Common Mistakes When Making Your Resume

Common Mistakes When Making Your Resume

Common Mistakes When Making Your Resume

Common mistakes made while making a CV that can make it difficult to get a job, here are a few tips to make sure your resume is better than average!

Due to uncertainty and increased competition, finding a job is becoming increasingly difficult in today's economy.

Consequently, a good CV or summary of education and experience has become more important than ever.

Consider your strengths, weaknesses, objectives, and who you may be competing with when preparing your CV. Writing down those thoughts is the most challenging yet significant part.

According to the Office for Career Services at Harvard University, most people make common mistakes when preparing their CVs, which prevent them from getting a job.

Grammatical errors & spelling mistakes

Many people neglect spelling and grammar because they think that grammar doesn't matter for their job.

Language and expression are two essential skills for any job, such as being attentive to detail and having a pleasant interpersonal style.
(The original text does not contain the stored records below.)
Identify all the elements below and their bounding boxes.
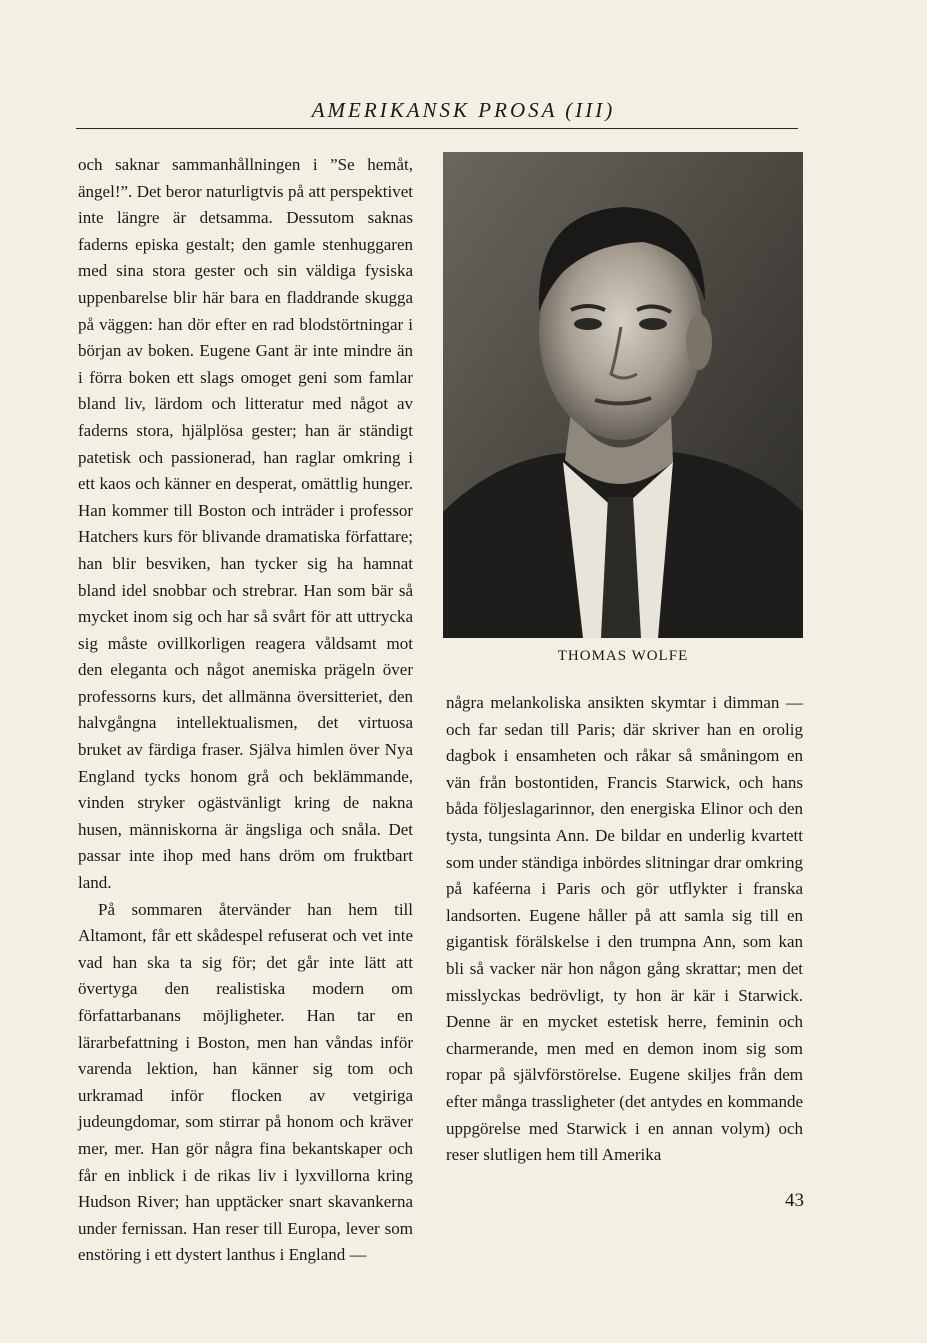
page-number: 43 (785, 1190, 804, 1211)
right-column (446, 690, 803, 1169)
photo-caption: THOMAS WOLFE (557, 648, 689, 664)
running-title: AMERIKANSK PROSA (III) (311, 98, 616, 122)
portrait-photo (443, 152, 803, 638)
left-column (78, 152, 413, 1269)
header-rule (76, 128, 798, 129)
body-paragraph-3: några melankoliska ansikten skymtar i dimman — och far sedan till Paris; där skriver han en orolig dagbok i ensamheten och råkar så småningom en vän från bostontiden, Francis Starwick, och hans båda följeslagarinnor, den energiska Elinor och den tysta, tungsinta Ann. De bildar en underlig kvartett som under ständiga inbördes slitningar drar omkring på kaféerna i Paris och gör utflykter i franska landsorten. Eugene håller på att samla sig till en gigantisk förälskelse i den trumpna Ann, som kan bli så vacker när hon någon gång skrattar; men det misslyckas bedrövligt, ty hon är kär i Starwick. Denne är en mycket estetisk herre, feminin och charmerande, men med en demon inom sig som ropar på självförstörelse. Eugene skiljes från dem efter många trassligheter (det antydes en kommande uppgörelse med Starwick i en annan volym) och reser slutligen hem till Amerika (446, 693, 803, 1165)
body-paragraph-2: På sommaren återvänder han hem till Altamont, får ett skådespel refuserat och vet inte vad han ska ta sig för; det går inte lätt att övertyga den realistiska modern om författarbanans möjligheter. Han tar en lärarbefattning i Boston, men han våndas inför varenda lektion, han känner sig tom och urkramad inför flocken av vetgiriga judeungdomar, som stirrar på honom och kräver mer, mer. Han gör några fina bekantskaper och får en inblick i de rikas liv i lyxvillorna kring Hudson River; han upptäcker snart skavankerna under fernissan. Han reser till Europa, lever som enstöring i ett dystert lanthus i England — (78, 899, 413, 1265)
body-paragraph-1: och saknar sammanhållningen i ”Se hemåt, ängel!”. Det beror naturligtvis på att perspektivet inte längre är detsamma. Dessutom saknas faderns episka gestalt; den gamle stenhuggaren med sina stora gester och sin väldiga fysiska uppenbarelse blir här bara en fladdrande skugga på väggen: han dör efter en rad blodstörtningar i början av boken. Eugene Gant är inte mindre än i förra boken ett slags omoget geni som famlar bland liv, lärdom och litteratur med något av faderns stora, hjälplösa gester; han är ständigt patetisk och passionerad, han raglar omkring i ett kaos och känner en desperat, omättlig hunger. Han kommer till Boston och inträder i professor Hatchers kurs för blivande dramatiska författare; han blir besviken, han tycker sig ha hamnat bland idel snobbar och strebrar. Han som bär så mycket inom sig och har så svårt för att uttrycka sig måste ovillkorligen reagera våldsamt mot den eleganta och något anemiska prägeln över professorns kurs, det allmänna översitteriet, den halvgångna intellektualismen, det virtuosa bruket av färdiga fraser. Själva himlen över Nya England tycks honom grå och beklämmande, vinden stryker ogästvänligt kring de nakna husen, människorna är ängsliga och snåla. Det passar inte ihop med hans dröm om fruktbart land. (78, 155, 413, 893)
Company officials will know that you can focus on your work and communicate clearly with others.

A passive tone

Avoid using past tense or passive language in your CV as it replaces the subject with an object, which leads to confusion. In fact, such a CV usually uses too many words and sentences do not connect.

This is the reason why Harvard experts recommend using an active voice.

Forgetting to add details

Your name (in big and bold) is most important at the top of the CV, followed by details such as residential address, personal email and phone number.

Many times it may be appropriate to include a link to a website or portfolio, but beyond that, further details are redundant.

That is, there is no need to attach a photo or include a list of references in the CV.

A resume that is inadequate or overdesigned

Black-and-white CVs with clear headings and spaces are more striking than colored CVs, while excessive use of boxes or line borders is distracting. The CV should be easy to read and have a balance of white space

Underlines, italics, bold, and capitals should only be used to highlight specific points. Enter details in a section using bullet points rather than numbers or letters.

Keep it concise

When applying for an executive position, a long CV is fine, but it should not exceed one page. In addition, avoid using pronouns like I and mine, since a CV viewer already knows it's about you.